As for the Education Minister Jean-Michel Blanquer, faute de mieux, he eventually fell back on the usually fool-proof formula of “valeurs Républicaines” to guide one’s wardrobe choices, much to the delight of the #lundi14septembre movement.
Eager to contribute to this intellectual challenge of defining the undefinable, right-wing weekly Marianne actually commissioned a poll to see what French people thought about what girls wore to school (along with, tant que tu y es, what women should or shouldn’t wear to work, in the street, or on holiday).
The backlash was immediate at both the questions and the astounding pictograms illustrating them (who has boobs like that? seriously). Surprised at the fuss, IFOP, the polling institute, issued a statement defending the survey as “in the public interest”. Yes, because clearly President Macron could not have continued governing France without knowing whether mini-skirts were acceptable on a beach.
You may be wondering where the boys are in this survey, or in fact, in this debate. Not a single question in the poll examined views on dressing decently for young men. Politicians, like Blanquer, were careful to underline that the idea of “appropriate” dress applied as much to boys as to girls.
But force est de constater that offending male items, such as shorts or hoodies, are symbols of an attitude or fashion-choice, and do not objectify the boy himself. And therein, the difference. A skirt is not neutral, even when women wear it without thinking about it. Neither is the croppe-toppe, however endearingly pronounced.
La preuve: “western” heterosexual men do not generally wear skirts, unless it is a question of religious dress (et encore).
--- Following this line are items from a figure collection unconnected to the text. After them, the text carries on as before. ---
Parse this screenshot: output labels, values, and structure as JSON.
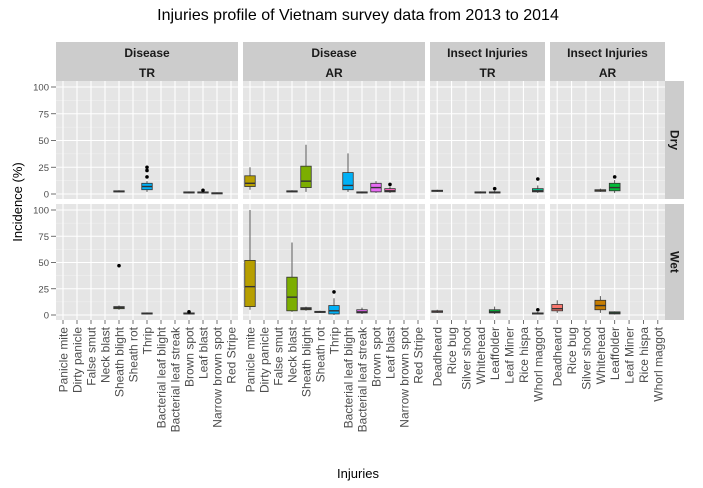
{
  "chart_data": {
    "type": "box",
    "title": "Injuries profile of Vietnam survey data from 2013 to 2014",
    "xlabel": "Injuries",
    "ylabel": "Incidence (%)",
    "ylim": [
      0,
      100
    ],
    "y_ticks": [
      0,
      25,
      50,
      75,
      100
    ],
    "grid": true,
    "legend": "none",
    "panel_background": "#e5e5e5",
    "strip_background": "#cccccc",
    "grid_color": "#ffffff",
    "facet_columns": [
      {
        "id": "disease_tr",
        "label_top": "Disease",
        "label_bottom": "TR",
        "categories": [
          "Panicle mite",
          "Dirty panicle",
          "False smut",
          "Neck blast",
          "Sheath blight",
          "Sheath rot",
          "Thrip",
          "Bacterial leaf blight",
          "Bacterial leaf streak",
          "Brown spot",
          "Leaf blast",
          "Narrow brown spot",
          "Red Stripe"
        ]
      },
      {
        "id": "disease_ar",
        "label_top": "Disease",
        "label_bottom": "AR",
        "categories": [
          "Panicle mite",
          "Dirty panicle",
          "False smut",
          "Neck blast",
          "Sheath blight",
          "Sheath rot",
          "Thrip",
          "Bacterial leaf blight",
          "Bacterial leaf streak",
          "Brown spot",
          "Leaf blast",
          "Narrow brown spot",
          "Red Stripe"
        ]
      },
      {
        "id": "insect_tr",
        "label_top": "Insect Injuries",
        "label_bottom": "TR",
        "categories": [
          "Deadheard",
          "Rice bug",
          "Silver shoot",
          "Whitehead",
          "Leaffolder",
          "Leaf Miner",
          "Rice hispa",
          "Whorl maggot"
        ]
      },
      {
        "id": "insect_ar",
        "label_top": "Insect Injuries",
        "label_bottom": "AR",
        "categories": [
          "Deadheard",
          "Rice bug",
          "Silver shoot",
          "Whitehead",
          "Leaffolder",
          "Leaf Miner",
          "Rice hispa",
          "Whorl maggot"
        ]
      }
    ],
    "facet_rows": [
      {
        "id": "dry",
        "label": "Dry"
      },
      {
        "id": "wet",
        "label": "Wet"
      }
    ],
    "category_colors": {
      "Panicle mite": "#F8766D",
      "Dirty panicle": "#B79F00",
      "False smut": "#E58700",
      "Neck blast": "#C99800",
      "Sheath blight": "#7CAE00",
      "Sheath rot": "#A3A500",
      "Thrip": "#00B0F6",
      "Bacterial leaf blight": "#00BAE0",
      "Bacterial leaf streak": "#00C0AF",
      "Brown spot": "#E76BF3",
      "Leaf blast": "#FF62BC",
      "Narrow brown spot": "#B983FF",
      "Red Stripe": "#9590FF",
      "Deadheard": "#F8766D",
      "Rice bug": "#DE8C00",
      "Silver shoot": "#B79F00",
      "Whitehead": "#C77D00",
      "Leaffolder": "#00BA38",
      "Leaf Miner": "#00BFC4",
      "Rice hispa": "#619CFF",
      "Whorl maggot": "#00C08B"
    },
    "boxes": [
      {
        "facet": "disease_tr",
        "row": "dry",
        "category": "Sheath blight",
        "min": 1.5,
        "q1": 2,
        "median": 2.5,
        "q3": 3,
        "max": 3.5,
        "outliers": [],
        "fill": "#7CAE00"
      },
      {
        "facet": "disease_tr",
        "row": "dry",
        "category": "Thrip",
        "min": 2,
        "q1": 4,
        "median": 7,
        "q3": 10,
        "max": 12,
        "outliers": [
          16,
          22,
          25
        ],
        "fill": "#00B0F6"
      },
      {
        "facet": "disease_tr",
        "row": "dry",
        "category": "Brown spot",
        "min": 0.5,
        "q1": 1,
        "median": 1.5,
        "q3": 2,
        "max": 2.5,
        "outliers": [],
        "fill": "#E76BF3"
      },
      {
        "facet": "disease_tr",
        "row": "dry",
        "category": "Leaf blast",
        "min": 0.5,
        "q1": 1,
        "median": 1.5,
        "q3": 2,
        "max": 2.5,
        "outliers": [
          3.5
        ],
        "fill": "#FF62BC"
      },
      {
        "facet": "disease_tr",
        "row": "dry",
        "category": "Narrow brown spot",
        "min": 0.2,
        "q1": 0.5,
        "median": 0.8,
        "q3": 1.2,
        "max": 1.5,
        "outliers": [],
        "fill": "#B983FF"
      },
      {
        "facet": "disease_ar",
        "row": "dry",
        "category": "Panicle mite",
        "min": 4,
        "q1": 7,
        "median": 10,
        "q3": 17,
        "max": 25,
        "outliers": [],
        "fill": "#B79F00"
      },
      {
        "facet": "disease_ar",
        "row": "dry",
        "category": "Neck blast",
        "min": 1.5,
        "q1": 2,
        "median": 2.5,
        "q3": 3,
        "max": 3.5,
        "outliers": [],
        "fill": "#C99800"
      },
      {
        "facet": "disease_ar",
        "row": "dry",
        "category": "Sheath blight",
        "min": 2,
        "q1": 6,
        "median": 12,
        "q3": 26,
        "max": 46,
        "outliers": [],
        "fill": "#7CAE00"
      },
      {
        "facet": "disease_ar",
        "row": "dry",
        "category": "Bacterial leaf blight",
        "min": 2,
        "q1": 4,
        "median": 8,
        "q3": 20,
        "max": 38,
        "outliers": [],
        "fill": "#00B0F6"
      },
      {
        "facet": "disease_ar",
        "row": "dry",
        "category": "Bacterial leaf streak",
        "min": 0.5,
        "q1": 1,
        "median": 1.5,
        "q3": 2,
        "max": 2.5,
        "outliers": [],
        "fill": "#00C0AF"
      },
      {
        "facet": "disease_ar",
        "row": "dry",
        "category": "Brown spot",
        "min": 1,
        "q1": 2,
        "median": 6,
        "q3": 10,
        "max": 12,
        "outliers": [],
        "fill": "#E76BF3"
      },
      {
        "facet": "disease_ar",
        "row": "dry",
        "category": "Leaf blast",
        "min": 1,
        "q1": 2,
        "median": 3,
        "q3": 5,
        "max": 7,
        "outliers": [
          9
        ],
        "fill": "#FF62BC"
      },
      {
        "facet": "insect_tr",
        "row": "dry",
        "category": "Deadheard",
        "min": 2,
        "q1": 2.5,
        "median": 3,
        "q3": 3.5,
        "max": 4,
        "outliers": [],
        "fill": "#F8766D"
      },
      {
        "facet": "insect_tr",
        "row": "dry",
        "category": "Whitehead",
        "min": 0.5,
        "q1": 1,
        "median": 1.5,
        "q3": 2,
        "max": 2.5,
        "outliers": [],
        "fill": "#C77D00"
      },
      {
        "facet": "insect_tr",
        "row": "dry",
        "category": "Leaffolder",
        "min": 0.5,
        "q1": 1,
        "median": 1.5,
        "q3": 2,
        "max": 3,
        "outliers": [
          5
        ],
        "fill": "#00BA38"
      },
      {
        "facet": "insect_tr",
        "row": "dry",
        "category": "Whorl maggot",
        "min": 1,
        "q1": 2,
        "median": 3,
        "q3": 5,
        "max": 8,
        "outliers": [
          14
        ],
        "fill": "#00C08B"
      },
      {
        "facet": "insect_ar",
        "row": "dry",
        "category": "Whitehead",
        "min": 2,
        "q1": 2.5,
        "median": 3,
        "q3": 4,
        "max": 5,
        "outliers": [],
        "fill": "#C77D00"
      },
      {
        "facet": "insect_ar",
        "row": "dry",
        "category": "Leaffolder",
        "min": 1,
        "q1": 3,
        "median": 6,
        "q3": 10,
        "max": 13,
        "outliers": [
          16
        ],
        "fill": "#00BA38"
      },
      {
        "facet": "disease_tr",
        "row": "wet",
        "category": "Sheath blight",
        "min": 5,
        "q1": 6,
        "median": 7,
        "q3": 8,
        "max": 9,
        "outliers": [
          47
        ],
        "fill": "#7CAE00"
      },
      {
        "facet": "disease_tr",
        "row": "wet",
        "category": "Thrip",
        "min": 0.5,
        "q1": 1,
        "median": 1.5,
        "q3": 2,
        "max": 2.5,
        "outliers": [],
        "fill": "#00B0F6"
      },
      {
        "facet": "disease_tr",
        "row": "wet",
        "category": "Brown spot",
        "min": 0.5,
        "q1": 1,
        "median": 1.5,
        "q3": 2,
        "max": 2.5,
        "outliers": [
          3
        ],
        "fill": "#E76BF3"
      },
      {
        "facet": "disease_ar",
        "row": "wet",
        "category": "Panicle mite",
        "min": 5,
        "q1": 8,
        "median": 27,
        "q3": 52,
        "max": 100,
        "outliers": [],
        "fill": "#B79F00"
      },
      {
        "facet": "disease_ar",
        "row": "wet",
        "category": "Neck blast",
        "min": 3,
        "q1": 4,
        "median": 17,
        "q3": 36,
        "max": 69,
        "outliers": [],
        "fill": "#7CAE00"
      },
      {
        "facet": "disease_ar",
        "row": "wet",
        "category": "Sheath blight",
        "min": 4,
        "q1": 5,
        "median": 6,
        "q3": 7,
        "max": 8,
        "outliers": [],
        "fill": "#A3A500"
      },
      {
        "facet": "disease_ar",
        "row": "wet",
        "category": "Sheath rot",
        "min": 2,
        "q1": 2.5,
        "median": 3,
        "q3": 3.5,
        "max": 4,
        "outliers": [],
        "fill": "#C99800"
      },
      {
        "facet": "disease_ar",
        "row": "wet",
        "category": "Thrip",
        "min": 0,
        "q1": 1,
        "median": 4,
        "q3": 9,
        "max": 16,
        "outliers": [
          22
        ],
        "fill": "#00B0F6"
      },
      {
        "facet": "disease_ar",
        "row": "wet",
        "category": "Bacterial leaf streak",
        "min": 1,
        "q1": 2,
        "median": 3,
        "q3": 5,
        "max": 7,
        "outliers": [],
        "fill": "#E76BF3"
      },
      {
        "facet": "insect_tr",
        "row": "wet",
        "category": "Deadheard",
        "min": 2,
        "q1": 2.5,
        "median": 3,
        "q3": 4,
        "max": 5,
        "outliers": [],
        "fill": "#F8766D"
      },
      {
        "facet": "insect_tr",
        "row": "wet",
        "category": "Leaffolder",
        "min": 1,
        "q1": 2,
        "median": 3,
        "q3": 5,
        "max": 8,
        "outliers": [],
        "fill": "#00BA38"
      },
      {
        "facet": "insect_tr",
        "row": "wet",
        "category": "Whorl maggot",
        "min": 0.5,
        "q1": 1,
        "median": 1.5,
        "q3": 2,
        "max": 3,
        "outliers": [
          5
        ],
        "fill": "#00C08B"
      },
      {
        "facet": "insect_ar",
        "row": "wet",
        "category": "Deadheard",
        "min": 2,
        "q1": 4,
        "median": 6,
        "q3": 10,
        "max": 14,
        "outliers": [],
        "fill": "#F8766D"
      },
      {
        "facet": "insect_ar",
        "row": "wet",
        "category": "Whitehead",
        "min": 2,
        "q1": 5,
        "median": 9,
        "q3": 14,
        "max": 18,
        "outliers": [],
        "fill": "#C77D00"
      },
      {
        "facet": "insect_ar",
        "row": "wet",
        "category": "Leaffolder",
        "min": 0.5,
        "q1": 1,
        "median": 2,
        "q3": 3,
        "max": 3.5,
        "outliers": [],
        "fill": "#00BA38"
      }
    ]
  }
}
Even the stars can’t quite pull it off: think of the gasps over David Beckham’s sarong in 1998, or (twenty years on) the consternation which greeted Jaden Smith’s modelling of skirts for Vogue, such as this existentialist fretting from the New York Times:
(…) there’s no question clothes are one way we order the world. (…) Whatever you do in your private life, clothes are public signals about how to read you. They are part of the social contract. If that order is thrown up in the air, how will we know what snap judgments to make? (…) The fear of semiological chaos (and the force of historical convention) explains in part why clothing norms have held on so long. We want to understand what we are seeing, and we want those seeing it to understand what we are saying.
High-heeled shoes, tight jeans, padded bras (shout out here to Petit Bateau’s range for teenagers, which I discovered while buying underwear for my ten-year-old daughter)… “feminine” clothing, cosmetics and beauty-regimes are a huge consumer market intended to force us to be leg/pubic/grey-hair-free, cellulite-free, fat-free, wrinkle-free. A huge and consuming waste of women’s time, money and self-esteem.
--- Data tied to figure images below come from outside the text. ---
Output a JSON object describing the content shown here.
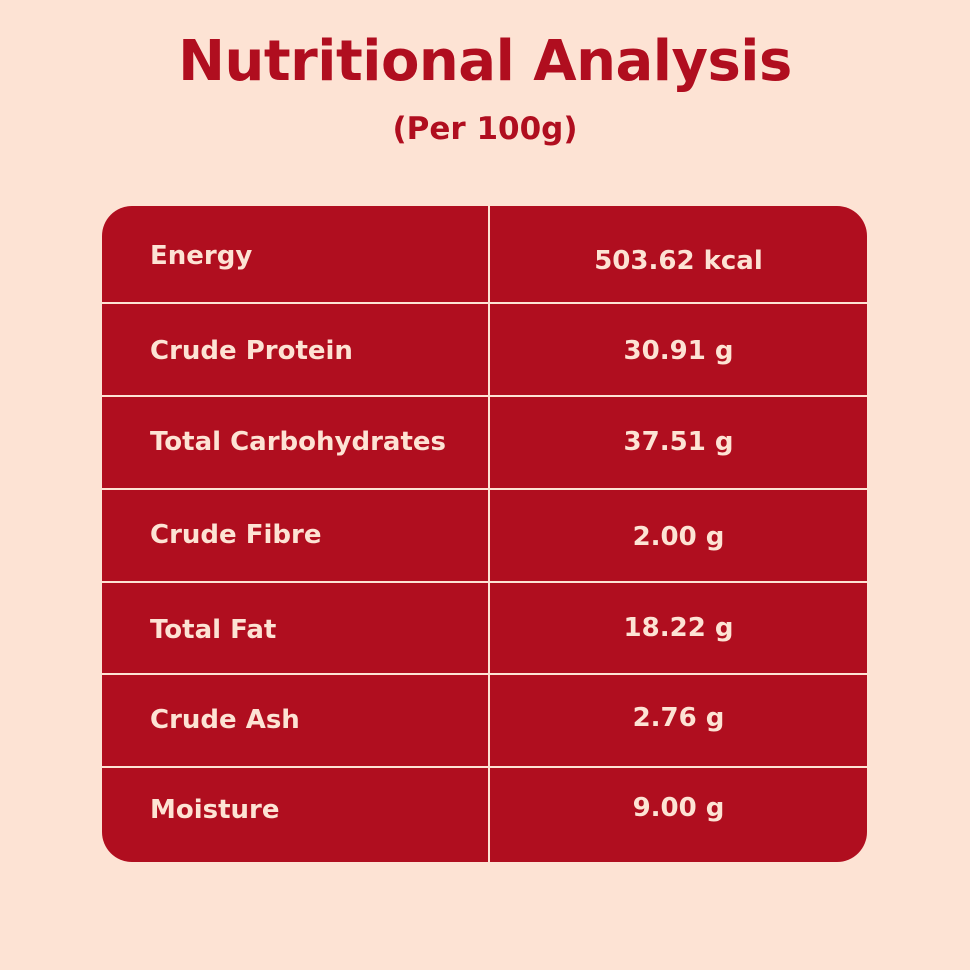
{
  "header": {
    "title": "Nutritional Analysis",
    "subtitle": "(Per 100g)"
  },
  "colors": {
    "background": "#fde3d4",
    "accent": "#b00e1f",
    "table_text": "#fde3d4"
  },
  "table": {
    "rows": [
      {
        "label": "Energy",
        "value": "503.62 kcal"
      },
      {
        "label": "Crude Protein",
        "value": "30.91 g"
      },
      {
        "label": "Total Carbohydrates",
        "value": "37.51 g"
      },
      {
        "label": "Crude Fibre",
        "value": "2.00 g"
      },
      {
        "label": "Total Fat",
        "value": "18.22 g"
      },
      {
        "label": "Crude Ash",
        "value": "2.76 g"
      },
      {
        "label": "Moisture",
        "value": "9.00 g"
      }
    ]
  }
}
So in defending a woman’s right to wear these things, what are we actually defending? Is the skirt just a skirt? Or is it just another expression of gendered roles which actually binds us in further to restriction and objectification, rather than liberation and equality?
These are questions, not answers. But this debate appears to be more about choice and the challenge of choice, rather than the choice itself. And yet only in a world where my own son can wear a skirt if he wants to, without raising eyebrows (including mine); only in a world where clothing and fashion are not greater forces of nature than nature itself; only in a world where women’s bodies and their sexuality are not constantly judged, objectified or commercialised; only then can we all truly dress as we please, without consequence.
Until then, our wardrobe options remain far from neutral, and our free choice, only partly so.
From the garden of Eden… to fruit of the loom.